Всё было готово. Зрители должны были приехать в шесть часов сорок минут, спектакль должен был начаться ровно в семь.

— Может быть, ещё что-нибудь нужно?

Режиссёр-постановщик волнуется, и я ещё раз оглядываю пространство театра. Чёрный занавес разделяет надвое круглую сцену, в передней части которой лежит циновка из сыти с цветочным узором.

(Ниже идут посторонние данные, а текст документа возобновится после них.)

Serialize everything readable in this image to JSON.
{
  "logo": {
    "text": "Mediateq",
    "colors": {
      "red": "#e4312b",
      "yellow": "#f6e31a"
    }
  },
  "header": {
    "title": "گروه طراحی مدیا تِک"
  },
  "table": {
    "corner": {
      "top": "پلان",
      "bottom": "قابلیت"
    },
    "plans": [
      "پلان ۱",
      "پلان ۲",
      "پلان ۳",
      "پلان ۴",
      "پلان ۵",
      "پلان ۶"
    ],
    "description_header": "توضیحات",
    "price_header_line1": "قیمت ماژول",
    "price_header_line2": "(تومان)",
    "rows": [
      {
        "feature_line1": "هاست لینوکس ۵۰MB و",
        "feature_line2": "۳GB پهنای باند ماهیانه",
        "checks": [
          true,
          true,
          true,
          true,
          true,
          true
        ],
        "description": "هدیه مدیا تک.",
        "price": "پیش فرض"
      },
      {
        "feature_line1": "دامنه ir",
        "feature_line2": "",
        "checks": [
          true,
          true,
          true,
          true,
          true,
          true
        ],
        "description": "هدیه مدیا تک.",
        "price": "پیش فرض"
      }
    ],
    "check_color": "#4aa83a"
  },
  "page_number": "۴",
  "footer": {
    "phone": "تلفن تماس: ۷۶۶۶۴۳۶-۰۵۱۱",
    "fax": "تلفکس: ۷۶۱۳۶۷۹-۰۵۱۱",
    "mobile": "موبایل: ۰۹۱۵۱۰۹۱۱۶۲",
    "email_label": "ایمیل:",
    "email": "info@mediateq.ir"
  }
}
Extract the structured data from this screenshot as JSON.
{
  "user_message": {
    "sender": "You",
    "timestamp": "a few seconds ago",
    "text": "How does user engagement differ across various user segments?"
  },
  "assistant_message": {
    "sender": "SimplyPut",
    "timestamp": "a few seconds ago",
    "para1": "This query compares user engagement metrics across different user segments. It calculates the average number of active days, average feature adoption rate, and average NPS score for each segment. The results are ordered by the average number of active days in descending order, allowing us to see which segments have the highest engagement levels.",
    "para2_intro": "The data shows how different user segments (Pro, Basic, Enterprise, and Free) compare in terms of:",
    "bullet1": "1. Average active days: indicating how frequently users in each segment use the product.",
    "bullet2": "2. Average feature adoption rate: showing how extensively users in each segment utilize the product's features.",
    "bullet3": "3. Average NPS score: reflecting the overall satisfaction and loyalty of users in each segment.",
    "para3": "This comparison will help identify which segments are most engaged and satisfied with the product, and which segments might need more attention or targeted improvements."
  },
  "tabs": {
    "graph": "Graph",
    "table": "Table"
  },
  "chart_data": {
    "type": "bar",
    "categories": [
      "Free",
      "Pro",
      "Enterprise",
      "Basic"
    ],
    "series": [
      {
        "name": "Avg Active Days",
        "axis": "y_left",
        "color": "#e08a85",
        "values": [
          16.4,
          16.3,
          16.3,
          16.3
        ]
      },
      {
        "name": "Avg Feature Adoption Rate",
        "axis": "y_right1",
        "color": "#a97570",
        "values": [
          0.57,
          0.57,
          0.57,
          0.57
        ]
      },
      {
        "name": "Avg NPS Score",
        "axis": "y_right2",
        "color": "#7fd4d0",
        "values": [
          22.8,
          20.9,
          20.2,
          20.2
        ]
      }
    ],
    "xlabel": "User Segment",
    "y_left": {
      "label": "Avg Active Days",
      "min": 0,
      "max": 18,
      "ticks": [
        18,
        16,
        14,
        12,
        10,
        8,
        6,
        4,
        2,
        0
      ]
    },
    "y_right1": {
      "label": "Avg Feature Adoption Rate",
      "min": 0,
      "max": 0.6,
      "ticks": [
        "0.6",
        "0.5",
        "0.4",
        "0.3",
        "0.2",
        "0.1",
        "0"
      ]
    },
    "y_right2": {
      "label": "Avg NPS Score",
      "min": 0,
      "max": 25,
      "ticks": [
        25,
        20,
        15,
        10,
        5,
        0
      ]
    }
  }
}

Сцена находится слишком близко к зрительским рядам, для того, чтобы восстановить подлинную атмосферу старины, но обстановка почти не отличается от той, в которой мы выступаем обычно. Сцена и зрительный зал абсолютно пусты. Выступление организовано специально для иностранцев, находящихся в Корее по государственным делам, поэтому пришло строгое официальное распоряжение из высшего учреждения простых зрителей в зал не пускать. Я поднял руку и посмотрел на часы. Только что пробило пять.

В следующий раз я посмотрел на часы, установленные на левой стороне сцены, уже в шесть часов тридцать минут. Оставалось ровно полчаса. Медленными движениями я перевёл минутную и секундную стрелки своих часов на шесть тридцать. Пока не было слышно, чтобы кто-то пришел. За креслами, стоящими ровными рядами, аккуратно сложены запасные железные стулья. Я притянул к себе один и тяжело опустился на него.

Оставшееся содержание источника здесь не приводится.